Queensland's far north is famous for the Great Barrier Reef, but there is so much more to the region than that. Here's how to enjoy its many delights on a backpacker budget.
By Katrina Lobley
If you think Tropical North Queensland and its world-class natural sights and postcard-perfect islands are out of reach, it's time to think again. Those who are travelling on a budget can easily find affordable day trips to the reef, clear swimming holes tucked within magnificent rainforests, free thrills along the Cairns waterfront and koalas aplenty on an island just off Townsville.
Be dazzled by Whitehaven Beach
Whitehaven Beach is a 7 kilometre (4 mile) sweep of dazzling white beach, made of fine, white sand that's 96 per cent pure silica. You'll find it on Whitsunday Island, the largest of the 74 islands in the Whitsunday group. Whitsunday Island is totally uninhabited, but there are plenty of day trips you can take from the town of Airlie Beach and from the nearby popular holiday spot, Hamilton Island. Many of these tours also include snorkelling time so you can admire the technicolour underwater world up close. Ocean Rafting offer affordable day trips via their speedy inflatable vessels.
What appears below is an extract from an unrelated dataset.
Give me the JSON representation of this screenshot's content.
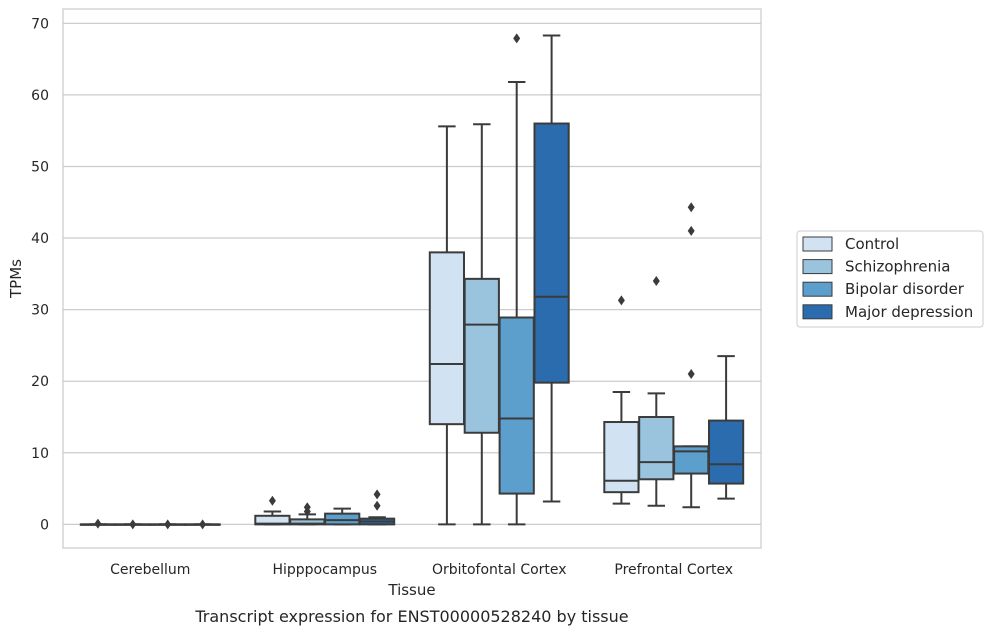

Take a day trip to Green Island
One of the Great Barrier Reef's most accessible islands is Green Island, a coral cay 17 nautical miles off Cairns that's blessed with a winning trifecta of rainforest, reef and white sandy beaches. Big Cat Green Island Reef Cruises offers three departures daily so passengers can enjoy this 15 hectare (37 acre) paradise at their leisure. Once you arrive, choose your next pleasure: stroll the rainforest boardwalks, view pretty coral gardens through a glass-bottom boat, go eyeball to eyeball with colourful fish when snorkelling in the clear waters or visit Marineland to see live crocodiles. Half day and full day tours include a choice of snorkelling gear or a glass-bottom boat tour.
Spot a koala on Magnetic Island
Magnetic Island lies just off the coast from Townsville, Tropical North Queensland’s biggest city. Many Townsville residents treat Magnetic Island as though it's an outer suburb because it's only a 20 minute ferry ride away. The island is a great place to see koalas in the wild – it’s estimated there are at least 800 koalas in the island’s gum trees. The Forts walk, in the island's east, offers the best chance of spotting koalas. The SeaLink Ferry makes regular trips between Townsville and Magnetic Island seven days a week.
Explore the region's biggest city
Townsville is Queensland's largest regional city, with a vibrant nightlife thanks to its many university students. Base yourself at Rambutan, a “glampacker” resort boasting a rooftop pool and bar along with dormitories, hotel rooms and self-contained villas. For a bird's-eye view over the city and Magnetic Island, climb one of the trails leading to the summit of Castle Hill, a 286 metre (938 feet) high, pink granite monolith.
Take the leap in Cairns
Thrillseekers can take the plunge from a purpose-built, 50 metre (164 feet) high tower tucked into the rainforest just north of Cairns. The AJ Hackett bungy jump offers 16 jump styles – take your pick from the Swan Dive, Water Touch, Handstand, Forward Flip and more – as well as a glorious view that stretches all the way to the Great Barrier Reef. On Sundays, live bands add to the chilled-out vibe.
Relax at a man-made beach
Sometimes the best things in life are free. The Cairns waterfront was completely transformed when the Cairns Esplanade Swimming Lagoon opened in 2003. The vast saltwater lagoon pool features striking fish sculptures, sandy shores, underwater benches and lifeguards who keep watch over the swimmers. If you really want to make like a local, grab some sausages from one of the nearby supermarkets and sizzle them on one of the many free electric barbecues along the foreshore.
Swim in a rainforest
Take a bus from Port Douglas (or drive if you have a car) to Mossman Gorge, 80 kilometres (50 miles) north of Cairns. Sitting within the World Heritage-listed Daintree National Park, this section of rainforest is both accessible and extraordinarily beautiful. Pack your swimming costume and wade into the clear waters that flow around the shaded Mossman River's smooth granite boulders. Keep an eye out, too, for the cassowary – a native Australian bird that can grow to be as tall as a human. A shuttle bus transfers visitors between the car park and the gorge.
Take time out in Airlie Beach
Airlie Beach is a beautiful beach town, snuggled up against a rugged patch of coastal rainforest, with a well deserved reputation for great nightlife. Hire a bicycle to explore Conway National Park, a magnet for magnificent birds such as emerald doves, sulphur-crested cockatoos and buff-breasted paradise kingfishers, which fly down from Papua New Guinea to nest in the park's termite mounds. Rent a bike from Whitsunday Adventures and visit the Airlie Beach Information Centre for bike routes. In Airlie Beach quench your thirst at Denman Cellars Beer Café, which stocks more than 300 types of beer and cider.